Description
Sommaire
- Le Sang Sec
- L’Écran de Fumée
- Le Sel sur la Plaie
- L’Audit des Ombres
- La Meute de Verre
- Asphalte Brûlant
- La Madone des Ruines
- Le Parricide Lent
- Deuil de Soie
- Chasse à Courre
- La Dernière Cène
- L’Encens et le Plomb
- Le Poids de la Lignée
- Ciel de Soufre
- L’Héritage de Cendre
Résumé
L’odeur du lys blanc se mêlait à celle de la cire fondue et à la charogne qui commençait son œuvre sous le maquillage funéraire. Salvatore était immobile dans l’acajou, la peau tendue sur les pommettes par le froid des chambres froides. Lucia ne le regardait pas. Pour elle, un mari mort est une porte qui s’ouvre.
La nef de Santa Maria delle Anime del Purgatorio était un gouffre d’ombre. Dehors, Naples hurlait et transpirait sous un soleil de plomb. Ici, le silence pesait le poids du marbre. Lucia contourna le chœur pour atteindre la chapelle des ancêtres. La serrure était dissimulée derrière un bas-relief de crâne couronné d’or. Elle glissa ses doigts dans l’orbite vide. Un déclic. Le panneau pivota.
À l’intérieur, pas d’hosties. Juste trois registres à la couverture de cuir noirci par l’humidité des catacombes.

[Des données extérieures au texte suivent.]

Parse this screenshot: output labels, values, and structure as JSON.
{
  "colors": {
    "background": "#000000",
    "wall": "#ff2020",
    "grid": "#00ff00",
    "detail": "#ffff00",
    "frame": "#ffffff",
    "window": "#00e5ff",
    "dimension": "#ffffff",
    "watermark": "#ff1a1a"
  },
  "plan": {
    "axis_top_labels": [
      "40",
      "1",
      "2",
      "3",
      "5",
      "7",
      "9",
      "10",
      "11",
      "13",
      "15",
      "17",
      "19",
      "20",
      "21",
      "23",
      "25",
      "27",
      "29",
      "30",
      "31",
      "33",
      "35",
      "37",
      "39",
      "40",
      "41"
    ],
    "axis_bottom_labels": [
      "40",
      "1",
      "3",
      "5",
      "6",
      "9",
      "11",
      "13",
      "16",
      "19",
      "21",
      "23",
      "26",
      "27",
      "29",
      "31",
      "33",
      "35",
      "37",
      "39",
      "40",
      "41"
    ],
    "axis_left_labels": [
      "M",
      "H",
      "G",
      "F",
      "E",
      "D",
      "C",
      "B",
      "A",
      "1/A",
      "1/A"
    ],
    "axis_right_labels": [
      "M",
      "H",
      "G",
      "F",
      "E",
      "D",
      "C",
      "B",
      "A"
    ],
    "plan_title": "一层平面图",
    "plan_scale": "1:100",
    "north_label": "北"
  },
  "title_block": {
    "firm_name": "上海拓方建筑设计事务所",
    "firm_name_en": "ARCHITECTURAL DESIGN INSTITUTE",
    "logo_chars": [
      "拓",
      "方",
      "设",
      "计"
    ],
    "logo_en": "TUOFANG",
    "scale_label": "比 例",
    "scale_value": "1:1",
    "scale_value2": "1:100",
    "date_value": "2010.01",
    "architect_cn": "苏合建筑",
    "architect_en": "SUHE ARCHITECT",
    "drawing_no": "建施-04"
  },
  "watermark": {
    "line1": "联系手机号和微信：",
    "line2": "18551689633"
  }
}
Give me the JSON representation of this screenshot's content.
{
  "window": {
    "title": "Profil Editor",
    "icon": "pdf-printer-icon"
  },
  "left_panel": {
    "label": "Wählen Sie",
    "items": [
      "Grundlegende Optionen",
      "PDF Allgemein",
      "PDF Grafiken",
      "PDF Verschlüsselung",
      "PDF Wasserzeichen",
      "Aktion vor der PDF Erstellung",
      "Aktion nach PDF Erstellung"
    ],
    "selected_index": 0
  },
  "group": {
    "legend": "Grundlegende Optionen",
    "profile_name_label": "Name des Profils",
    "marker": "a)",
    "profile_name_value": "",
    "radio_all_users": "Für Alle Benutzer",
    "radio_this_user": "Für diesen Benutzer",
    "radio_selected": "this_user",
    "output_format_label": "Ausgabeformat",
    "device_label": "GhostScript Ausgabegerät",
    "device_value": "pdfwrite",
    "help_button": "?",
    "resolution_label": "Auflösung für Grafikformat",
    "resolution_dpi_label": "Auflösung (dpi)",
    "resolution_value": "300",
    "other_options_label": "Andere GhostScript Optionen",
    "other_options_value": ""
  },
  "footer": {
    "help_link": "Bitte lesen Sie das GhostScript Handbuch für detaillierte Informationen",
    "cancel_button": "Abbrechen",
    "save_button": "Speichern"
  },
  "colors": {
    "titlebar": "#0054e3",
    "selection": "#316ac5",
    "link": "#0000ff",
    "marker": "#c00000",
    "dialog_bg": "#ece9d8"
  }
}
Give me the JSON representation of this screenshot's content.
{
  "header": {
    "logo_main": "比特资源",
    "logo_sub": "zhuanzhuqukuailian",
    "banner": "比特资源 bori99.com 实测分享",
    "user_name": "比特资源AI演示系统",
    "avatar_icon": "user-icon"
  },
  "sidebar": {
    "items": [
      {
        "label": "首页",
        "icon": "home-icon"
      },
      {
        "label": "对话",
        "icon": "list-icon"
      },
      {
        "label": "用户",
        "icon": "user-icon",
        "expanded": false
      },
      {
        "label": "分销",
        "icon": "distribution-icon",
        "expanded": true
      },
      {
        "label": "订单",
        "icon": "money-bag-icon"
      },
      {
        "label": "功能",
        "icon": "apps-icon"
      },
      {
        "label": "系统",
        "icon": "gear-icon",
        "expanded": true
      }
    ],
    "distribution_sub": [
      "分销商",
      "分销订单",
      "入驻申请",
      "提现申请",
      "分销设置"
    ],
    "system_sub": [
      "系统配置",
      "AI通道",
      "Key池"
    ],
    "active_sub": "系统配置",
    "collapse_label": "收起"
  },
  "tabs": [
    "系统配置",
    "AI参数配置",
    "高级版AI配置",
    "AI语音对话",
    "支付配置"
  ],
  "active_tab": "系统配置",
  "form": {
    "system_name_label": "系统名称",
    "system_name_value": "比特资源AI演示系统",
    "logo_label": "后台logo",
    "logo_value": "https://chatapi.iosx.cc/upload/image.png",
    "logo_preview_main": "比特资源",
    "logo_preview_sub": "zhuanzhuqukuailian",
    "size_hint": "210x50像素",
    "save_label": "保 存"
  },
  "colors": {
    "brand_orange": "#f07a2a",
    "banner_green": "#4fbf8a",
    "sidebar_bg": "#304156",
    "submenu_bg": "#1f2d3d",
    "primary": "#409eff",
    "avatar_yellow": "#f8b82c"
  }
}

Les noms, les pourcentages, les dettes et les trahisons impunies. La géographie du sang. Elle les serra contre sa soie de deuil.
— Tu n’as jamais aimé les chiffres, Salvatore, murmura-t-elle sans se retourner vers le cercueil. C’est le silence qui gagne toujours.

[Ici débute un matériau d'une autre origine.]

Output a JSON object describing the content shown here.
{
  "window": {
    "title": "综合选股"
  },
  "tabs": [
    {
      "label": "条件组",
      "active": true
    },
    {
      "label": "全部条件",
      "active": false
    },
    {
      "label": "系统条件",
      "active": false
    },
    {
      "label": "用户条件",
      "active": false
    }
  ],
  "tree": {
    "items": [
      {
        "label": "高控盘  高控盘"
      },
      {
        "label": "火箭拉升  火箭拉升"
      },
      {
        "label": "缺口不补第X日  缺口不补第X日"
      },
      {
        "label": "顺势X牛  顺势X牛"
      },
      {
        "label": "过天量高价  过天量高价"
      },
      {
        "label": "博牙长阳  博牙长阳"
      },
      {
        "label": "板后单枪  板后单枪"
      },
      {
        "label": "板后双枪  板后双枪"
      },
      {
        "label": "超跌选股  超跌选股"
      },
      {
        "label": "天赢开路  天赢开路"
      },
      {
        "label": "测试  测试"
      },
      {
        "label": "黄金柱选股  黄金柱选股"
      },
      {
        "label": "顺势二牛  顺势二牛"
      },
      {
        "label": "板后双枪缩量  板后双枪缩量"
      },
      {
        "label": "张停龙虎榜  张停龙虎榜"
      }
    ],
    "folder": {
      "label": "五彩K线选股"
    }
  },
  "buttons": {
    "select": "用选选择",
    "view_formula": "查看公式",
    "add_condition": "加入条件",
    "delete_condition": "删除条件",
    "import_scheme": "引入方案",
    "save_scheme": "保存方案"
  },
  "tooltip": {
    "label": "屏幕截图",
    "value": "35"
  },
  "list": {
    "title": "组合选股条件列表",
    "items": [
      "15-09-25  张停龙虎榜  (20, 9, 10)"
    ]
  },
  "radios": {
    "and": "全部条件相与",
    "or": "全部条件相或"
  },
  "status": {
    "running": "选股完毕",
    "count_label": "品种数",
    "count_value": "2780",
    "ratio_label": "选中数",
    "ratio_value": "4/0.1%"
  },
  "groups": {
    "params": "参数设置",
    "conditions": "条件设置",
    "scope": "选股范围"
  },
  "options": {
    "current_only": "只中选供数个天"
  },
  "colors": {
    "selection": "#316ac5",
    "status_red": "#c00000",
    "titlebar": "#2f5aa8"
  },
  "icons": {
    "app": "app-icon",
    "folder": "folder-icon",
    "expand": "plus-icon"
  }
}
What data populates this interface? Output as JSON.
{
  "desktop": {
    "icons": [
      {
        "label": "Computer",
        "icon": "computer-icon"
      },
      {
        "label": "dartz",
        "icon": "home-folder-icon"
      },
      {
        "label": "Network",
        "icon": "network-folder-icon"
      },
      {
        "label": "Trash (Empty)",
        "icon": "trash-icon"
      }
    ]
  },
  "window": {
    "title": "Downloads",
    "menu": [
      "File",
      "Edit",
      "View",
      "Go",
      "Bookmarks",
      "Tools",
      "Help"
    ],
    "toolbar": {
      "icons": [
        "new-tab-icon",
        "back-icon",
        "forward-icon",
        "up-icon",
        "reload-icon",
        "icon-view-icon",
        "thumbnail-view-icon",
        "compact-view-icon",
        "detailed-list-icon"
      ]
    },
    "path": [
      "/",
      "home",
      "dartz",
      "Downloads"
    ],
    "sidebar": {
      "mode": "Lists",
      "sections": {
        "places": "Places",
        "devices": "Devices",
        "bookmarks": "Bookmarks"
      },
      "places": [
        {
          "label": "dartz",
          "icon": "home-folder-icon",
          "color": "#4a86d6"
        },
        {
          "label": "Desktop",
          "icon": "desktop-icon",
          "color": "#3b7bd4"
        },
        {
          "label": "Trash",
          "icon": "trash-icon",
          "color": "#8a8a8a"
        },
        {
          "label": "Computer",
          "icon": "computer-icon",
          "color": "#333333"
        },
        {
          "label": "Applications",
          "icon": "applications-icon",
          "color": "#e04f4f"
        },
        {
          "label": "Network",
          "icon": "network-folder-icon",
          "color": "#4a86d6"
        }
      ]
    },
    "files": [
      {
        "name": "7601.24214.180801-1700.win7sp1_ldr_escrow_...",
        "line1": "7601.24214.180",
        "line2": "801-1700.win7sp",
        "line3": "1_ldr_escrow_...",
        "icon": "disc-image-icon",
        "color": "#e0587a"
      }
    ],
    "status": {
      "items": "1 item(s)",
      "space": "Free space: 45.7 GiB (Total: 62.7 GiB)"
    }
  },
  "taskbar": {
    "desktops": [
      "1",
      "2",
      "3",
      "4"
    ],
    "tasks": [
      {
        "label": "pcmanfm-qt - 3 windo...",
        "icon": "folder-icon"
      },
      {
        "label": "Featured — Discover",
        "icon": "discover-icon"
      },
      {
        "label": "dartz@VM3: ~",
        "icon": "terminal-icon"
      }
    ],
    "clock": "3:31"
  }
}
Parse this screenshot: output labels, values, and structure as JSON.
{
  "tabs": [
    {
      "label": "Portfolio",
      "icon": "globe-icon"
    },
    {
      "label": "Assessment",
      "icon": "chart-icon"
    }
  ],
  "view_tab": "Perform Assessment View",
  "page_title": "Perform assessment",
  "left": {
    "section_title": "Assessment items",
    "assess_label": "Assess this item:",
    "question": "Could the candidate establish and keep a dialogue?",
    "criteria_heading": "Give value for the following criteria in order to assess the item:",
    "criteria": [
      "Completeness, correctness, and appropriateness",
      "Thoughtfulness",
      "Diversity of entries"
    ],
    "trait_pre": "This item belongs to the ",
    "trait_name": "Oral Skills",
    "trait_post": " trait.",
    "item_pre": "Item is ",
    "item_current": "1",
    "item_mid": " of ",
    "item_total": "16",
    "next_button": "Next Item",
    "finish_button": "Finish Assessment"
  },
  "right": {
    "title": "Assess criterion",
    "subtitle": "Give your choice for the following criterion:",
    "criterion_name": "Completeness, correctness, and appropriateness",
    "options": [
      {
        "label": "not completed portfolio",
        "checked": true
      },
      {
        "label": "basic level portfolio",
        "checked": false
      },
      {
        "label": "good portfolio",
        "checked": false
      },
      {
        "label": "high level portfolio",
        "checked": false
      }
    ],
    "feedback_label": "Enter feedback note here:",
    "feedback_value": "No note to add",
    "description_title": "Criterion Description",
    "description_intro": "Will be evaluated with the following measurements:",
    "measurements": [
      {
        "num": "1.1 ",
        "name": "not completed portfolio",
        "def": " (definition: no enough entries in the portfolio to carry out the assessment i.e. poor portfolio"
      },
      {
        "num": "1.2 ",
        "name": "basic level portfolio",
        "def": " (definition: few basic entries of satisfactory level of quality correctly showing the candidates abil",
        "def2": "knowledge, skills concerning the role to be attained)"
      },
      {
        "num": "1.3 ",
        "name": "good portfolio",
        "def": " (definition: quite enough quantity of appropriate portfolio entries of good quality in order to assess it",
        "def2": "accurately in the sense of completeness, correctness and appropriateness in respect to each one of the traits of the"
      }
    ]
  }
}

La porte s’ouvrit. Le soleil découpa leurs ombres sur le marbre. Ciro et Mimì. Des hommes pétris de bitume et de certitudes viriles. Ils marchaient avec la lenteur des prédateurs en terrain conquis. Ils venaient pour le partage des restes.
Lucia rangea les registres dans son sac et s’assit sur le premier banc, le dos droit. Ciro s’approcha le premier. Il fit un signe de croix négligé devant le bois poli.
— Une grande perte, Lucia. Salvatore était un lion.
— Les lions finissent en descente de lit, Ciro. Assieds-toi.
L’homme tressaillit. Le ton n’était pas celui d’une veuve à dépouiller. Il s’exécuta, imité par Mimì dont la respiration sifflante résonnait sous les voûtes.
— Le quartier s’agite, reprit Mimì en essuyant son front. Les Espagnols tâtent le terrain. Sans Salvatore pour tenir la laisse…
— La laisse a juste changé de main.
Elle ouvrit son sac. Elle ne sortit pas d’arme, mais un carnet de notes. Elle le posa sur le banc.
— Ciro, le mois dernier, trois convois de cigarettes ont disparu près de Pozzuoli. Tu as déclaré une saisie. Pourtant, ton beau-frère vient d’acheter une villa à Caserta. En liquide.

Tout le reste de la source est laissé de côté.